Dr Kristina Nilsson Björkenstam

Email: kristina.nilsson@ling.su.se
Phone: +46 8 16 17 61
Address: Department of LinguisticsStockholm University, SE-10691 Stockholm, Sweden


My main research interests are hybrid approaches to natural language processing combining data-driven methods and linguistic knowledge.

I am currently involved in the MINGLE project ("Modelling the emergence of linguistic structures in early childhood"), where the longterm goal is to model the emergence of linguistic structures in child language based on distributional information in the utterances directed at the infant within its ecological environment. To that end, we are developing a longitudinal corpus of video and audio recordings of parent-child interaction with verbal and non-verbal annotation (transcription, eye gaze, object-related actions, gestures) and discourse information. Within this project, we have studied the distribution of disfluency in child-directed speech in comparison to adult-directed speech, and synchrony across modalities (that is, recurring patterns or structural regularities that may reduce the complexity of the language learning task, e.g., the parent shaking an object in the infant's visual field while verbally naming it). As part of this project, a longitudinal corpus of child-directed speech (LONG-MINGLE) has been made available for research.This corpus consists of 57 transcripts from longitudinal dyads with 13 children between 2 and 33 months of age.

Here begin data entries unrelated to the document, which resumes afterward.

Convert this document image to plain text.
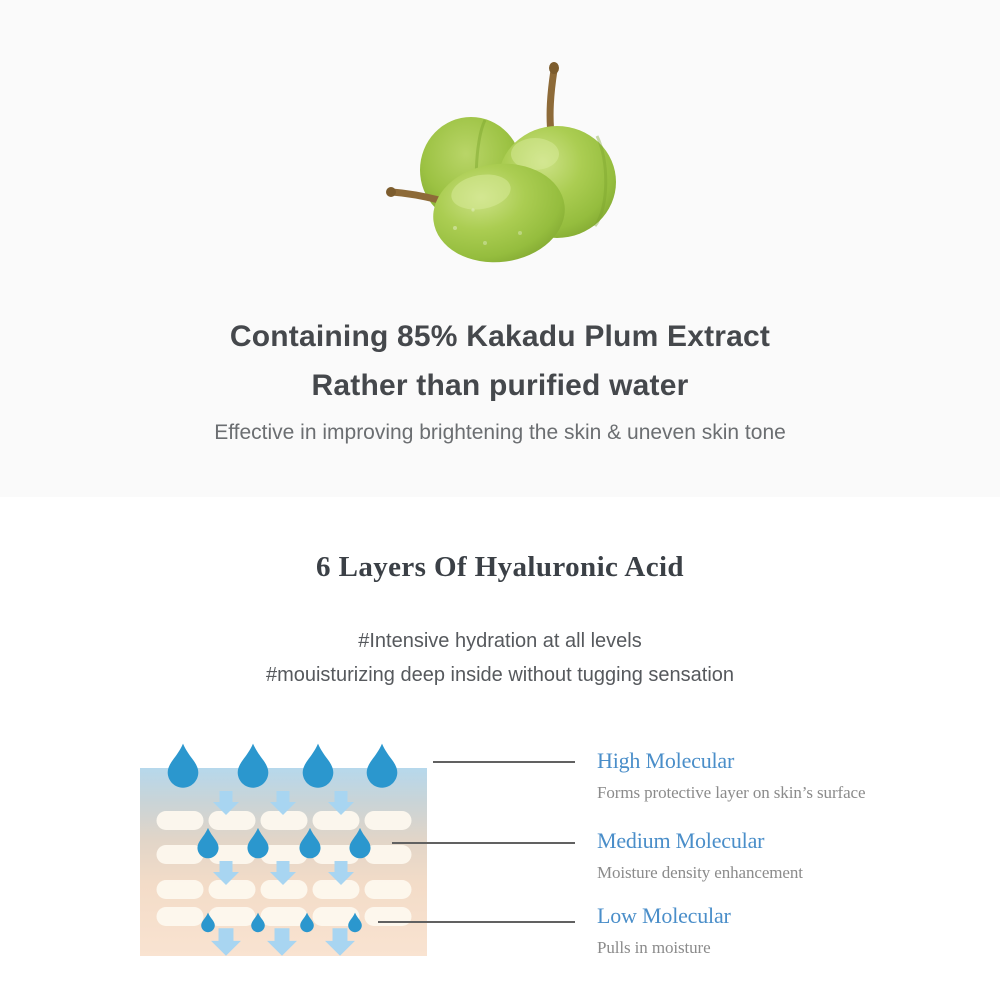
Containing 85% Kakadu Plum Extract
Rather than purified water

Effective in improving brightening the skin & uneven skin tone

6 Layers Of Hyaluronic Acid

#Intensive hydration at all levels
#mouisturizing deep inside without tugging sensation

High Molecular

Forms protective layer on skin’s surface

Medium Molecular

Moisture density enhancement

Low Molecular

Pulls in moisture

My previous work includes coreference resolution, named entity recognition, cross-language information retrieval, and computer-assisted language learning. Past corpus construction projects that have resulted in publicly available resources include the Stockholm University Strindberg Corpus, consisting of 7 autobiographical novels by August Strindberg, annotated with part-of-speech, morpho-syntactic information, and lemmas, and SUC-CORE, the gold standard section of The Swedish Treebank annotated with coreference relations between noun phrases.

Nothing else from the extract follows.